Это было что-то совсем новое и неожиданное. Однако чувствовалось, что именно нечто подобное и было нужно, что при прежнем нельзя было оставаться, потому что оно слишком измучило своею бесплодностью и безнадежностью… Теперь не слышно было тихих слез, не слышно было отчаяния; силою и дерзким вызовом звучала каждая нота. И что-то продолжало отчаянно бороться, и невозможное начинало казаться возможным; казалось, еще одно усилие – и крепкие цепи разлетятся вдребезги и начнётся какая-то великая, неравная борьба. Такою повеяло молодостью, такою верою в себя и отвагою, что за исход борьбы не было страшно. «Пускай нет надежды, мы и самую надежду отвоюем!» – казалось, говорили эти могучие звуки.
Я задерживал дыхание и в восторге слушал. Ночь молчала и тоже прислушивалась, – чутко, удивленно прислушивалась к этому вихрю чуждых ей, страстных, негодующих звуков. Побледневшие звезды мигали реже и неувереннее; густой туман над прудом стоял неподвижно; березы замерли, поникнув плакучими ветвями, и все кругом замерло и притихло. Над всем властно царили несшиеся из флигеля звуки маленького, слабого инструмента, и эти звуки, казалось, гремели над землею, как раскаты грома.
С новым и странным чувством я огляделся вокруг. Та же ночь стояла передо мною в своей прежней загадочной красоте. Но я смотрел на нее другими глазами: все окружавшее было для меня теперь лишь прекрасным беззвучным аккомпанементом к тем боровшимся, страдавшим звукам.
Теперь все было осмысленно, все было полно глубокой, дух захватывающей, но родной, понятной сердцу красоты. И эта человеческая красота затмила, заслонила собою, не уничтожая ту красоту, по-прежнему далекую, по-прежнему непонятную и недоступную.
В первый раз я воротился в такую ночь домой счастливым и удовлетворенным.
Порыв>*
В тот вечер мы засиделись. По крыше барабанил дождь, сад шумел, где-то наверху, за стеною, быстро и мерно капало. Все снаружи сливалось в смутный шум, и рядом с ним в зале казалось особенно тихо. Самовар потух.
Шура тесно прижималась к маме. Мама гладила ее по голове и грустно говорила:
– Солнцевка наша с каждым годом все меньше дает доходу, земля заложена-перезаложена, нечем даже заплатить проценты в банк. Только и оставалось папе, что поступить на должность. А ехать приходится в Пожарск за двести верст. Отпуск бог весть когда дадут, живи там один-одинешенек… И как ему самому не хочется ехать! Вчера он говорил мне: «Уеду я в Пожарск, – когда я опять увижу мою Шурку, ее глазки и ласки?» И в рифму так: «глазки – ласки»… – слабо улыбнулась она.
– Мамочка, да зачем же ехать папе? – быстро и умоляюще возразила Лиза. – Ну, ты говоришь, что мало денег. Так мы можем есть черный хлеб, а не белый. Потом: зачем у нас пирожное? Ведь можно и без пирожного очень хорошо… Все эти деньги и можно копить, и тогда папе совсем не нужно ехать.
– Все это мало поможет… Вот теперь ты в гимназию поступаешь, Мите через три года уж ехать в университет. А там Шура подрастет. На все нужны деньги, деньги… С пирожного тут не много выгадаешь.
Мама задумалась. Старшая сестра Катя шила на машине. Мерный стук колеса одиноко раздавался в зале, не мешаясь с шумом дождя и ветра за окном.
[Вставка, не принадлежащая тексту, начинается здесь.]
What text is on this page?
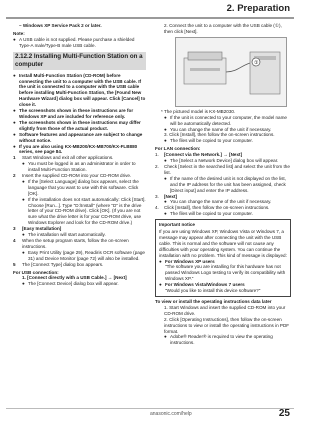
2. Preparation

– Windows XP Service Pack 2 or later.

Note:

● A USB cable is not supplied. Please purchase a shielded Type-A male/Type-B male USB cable.

2.12.2 Installing Multi-Function Station on a computer

● Install Multi-Function Station (CD-ROM) before connecting the unit to a computer with the USB cable. If the unit is connected to a computer with the USB cable before installing Multi-Function Station, the [Found New Hardware Wizard] dialog box will appear. Click [Cancel] to close it.

● The screenshots shown in these instructions are for Windows XP and are included for reference only.

● The screenshots shown in these instructions may differ slightly from those of the actual product.

● Software features and appearance are subject to change without notice.

● If you are also using KX-MB200/KX-MB700/KX-FLB880 series, see page 84.

1 Start Windows and exit all other applications.

● You must be logged in as an administrator in order to install Multi-Function Station.

2 Insert the supplied CD-ROM into your CD-ROM drive.

● If the [Select Language] dialog box appears, select the language that you want to use with this software. Click [OK].

● If the installation does not start automatically: Click [Start]. Choose [Run...]. Type "D:\Install" (where "D" is the drive letter of your CD-ROM drive). Click [OK]. (If you are not sure what the drive letter is for your CD-ROM drive, use Windows Explorer and look for the CD-ROM drive.)

3 [Easy Installation]

● The installation will start automatically.

4 When the setup program starts, follow the on-screen instructions.

● Easy Print Utility (page 29), Readiris OCR software (page 31) and Device Monitor (page 72) will also be installed.

5 The [Connect Type] dialog box appears.

For USB connection:

1. [Connect directly with a USB Cable.] → [Next]

● The [Connect Device] dialog box will appear.

2. Connect the unit to a computer with the USB cable (①), then click [Next].

①

* The pictured model is KX-MB2030.

● If the unit is connected to your computer, the model name will be automatically detected.

● You can change the name of the unit if necessary.

3. Click [Install], then follow the on-screen instructions.

● The files will be copied to your computer.

For LAN connection:

1. [Connect via the Network.] → [Next]

● The [Select a Network Device] dialog box will appear.

2. Check [Select in the searched list] and select the unit from the list.

● If the name of the desired unit is not displayed on the list, and the IP address for the unit has been assigned, check [Direct input] and enter the IP address.

3. [Next]

● You can change the name of the unit if necessary.

4. Click [Install], then follow the on-screen instructions.

● The files will be copied to your computer.

Important notice

If you are using Windows XP, Windows Vista or Windows 7, a message may appear after connecting the unit with the USB cable. This is normal and the software will not cause any difficulties with your operating system. You can continue the installation with no problem. This kind of message is displayed:

● For Windows XP users

"The software you are installing for this hardware has not passed Windows Logo testing to verify its compatibility with Windows XP."

● For Windows Vista/Windows 7 users

"Would you like to install this device software?"

To view or install the operating instructions data later

1. Start Windows and insert the supplied CD-ROM into your CD-ROM drive.

2. Click [Operating Instructions], then follow the on-screen instructions to view or install the operating instructions in PDF format.

● Adobe® Reader® is required to view the operating instructions.

anasonic.com/help	25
– Да что это он, право, все у себя в кабинете сидит?..
Василий Алексеевич, иди, голубчик, к нам! – позвала мама. – Что это в самом деле! И так всего неделька осталась, а ты все у себя сидишь за бумагами. Успеешь еще.
Папа кашлянул, поднялся и, разминаясь, вошел в зал… Сухощавое лицо его было устало, глаза, как всегда, смотрели сумрачно и озабоченно.
– Ей-богу, ведь так и не увидишь тебя совсем. Посиди с нами хоть немножко.
– Нужно было там счеты свести за июнь… А дождь-то слышишь? – все идет и идет!.. Это уж пятый день без перерыва. Совсем сопреет хлеб в поле.
– А что барометр говорит?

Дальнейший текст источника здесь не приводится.